Twenty different state attorneys general are in court battling Obamacare’s defining ideology, as embodied in the individual mandate.
Meanwhile, on Capitol Hill, 170 of the 178 House Republicans
have signed Rep. Steve King’s (R., Iowa) discharge petition to bring repeal language to the House floor.
“Our goal is to have 218 signatures on the discharge petition to force Speaker Pelosi to unclench her fist and allow a vote to repeal Obamacare,” says Michael Needham, CEO of
Heritage Action for America, a
pro-repeal conservative advocacy group. “The fact that not one of the 34 Democrats who voted against Obamacare has signed this petition should lead voters to ask these congressmen if they now endorse Obamacare’s implementation.”
Americans increasingly would applaud such a House vote. A July 30–31
Rasmussen survey of 1,000 likely voters shows that 59 percent want Obamacare overturned, while 38 percent disagree. (Error margin: ± 3 percent.) Despite relentless Democratic preening over Obamacare, pro-repeal sentiments have risen from 55 percent (42 percent opposed) on March 23–24, when Obama signed the bill.

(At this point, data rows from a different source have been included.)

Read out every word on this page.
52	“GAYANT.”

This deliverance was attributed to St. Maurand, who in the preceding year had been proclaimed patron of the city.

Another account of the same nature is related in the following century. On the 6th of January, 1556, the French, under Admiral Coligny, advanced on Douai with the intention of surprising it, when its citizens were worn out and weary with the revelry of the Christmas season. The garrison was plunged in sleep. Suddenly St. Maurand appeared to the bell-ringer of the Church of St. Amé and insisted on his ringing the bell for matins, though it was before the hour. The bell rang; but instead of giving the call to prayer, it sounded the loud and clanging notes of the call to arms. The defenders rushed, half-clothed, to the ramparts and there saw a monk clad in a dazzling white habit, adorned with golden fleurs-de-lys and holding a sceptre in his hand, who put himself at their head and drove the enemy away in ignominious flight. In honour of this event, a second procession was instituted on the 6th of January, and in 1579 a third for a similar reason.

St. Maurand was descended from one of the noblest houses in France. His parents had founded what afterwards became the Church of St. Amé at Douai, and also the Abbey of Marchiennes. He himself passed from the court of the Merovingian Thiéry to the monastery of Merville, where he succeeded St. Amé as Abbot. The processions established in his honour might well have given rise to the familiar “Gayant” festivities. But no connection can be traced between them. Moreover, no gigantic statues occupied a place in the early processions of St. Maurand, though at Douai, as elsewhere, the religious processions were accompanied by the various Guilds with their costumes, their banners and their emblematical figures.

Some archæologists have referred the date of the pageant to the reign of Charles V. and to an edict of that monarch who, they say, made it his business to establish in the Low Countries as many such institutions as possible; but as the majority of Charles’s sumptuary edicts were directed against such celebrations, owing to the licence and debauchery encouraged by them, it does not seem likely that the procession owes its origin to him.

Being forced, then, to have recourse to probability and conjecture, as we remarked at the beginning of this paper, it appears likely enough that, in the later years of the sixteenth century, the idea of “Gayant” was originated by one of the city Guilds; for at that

The more Americans learn about Obamacare, the more they reject it. Concerning this law, familiarity breeds contempt.
If the American people hand Republicans the keys to Congress on November 2, they can smother this $2.5 trillion extravagance in its infancy. While a GOP repeal vote surely would earn a presidential veto, a Republican Congress could defund this law’s implementation.
Instead, Republicans should pass what Congress should have adopted in the first place: a simple, far cheaper program centered on “health stamps.” These vouchers would help truly uninsurable poor people purchase insurance, much as food stamps help low-income Americans buy almost any groceries they please, without capsizing the entire supermarket system.
Medical-malpractice reform, universal tax-free health savings accounts, and individual purchases of portable medical plans (all available across state lines) should compose the balance of the GOP’s antidote to Obamacare’s poison.
Obamacare’s ultimate demise likely will require a Republican chief executive to sign its death certificate. Until that joyous occasion, Americans should dream of the day when Barack Obama returns to Chicago to break ground on his presidential library.
— Deroy Murdock is a nationally syndicated columnist with the Scripps Howard News Service and a media fellow with the Hoover Institution on War, Revolution and Peace at Stanford University.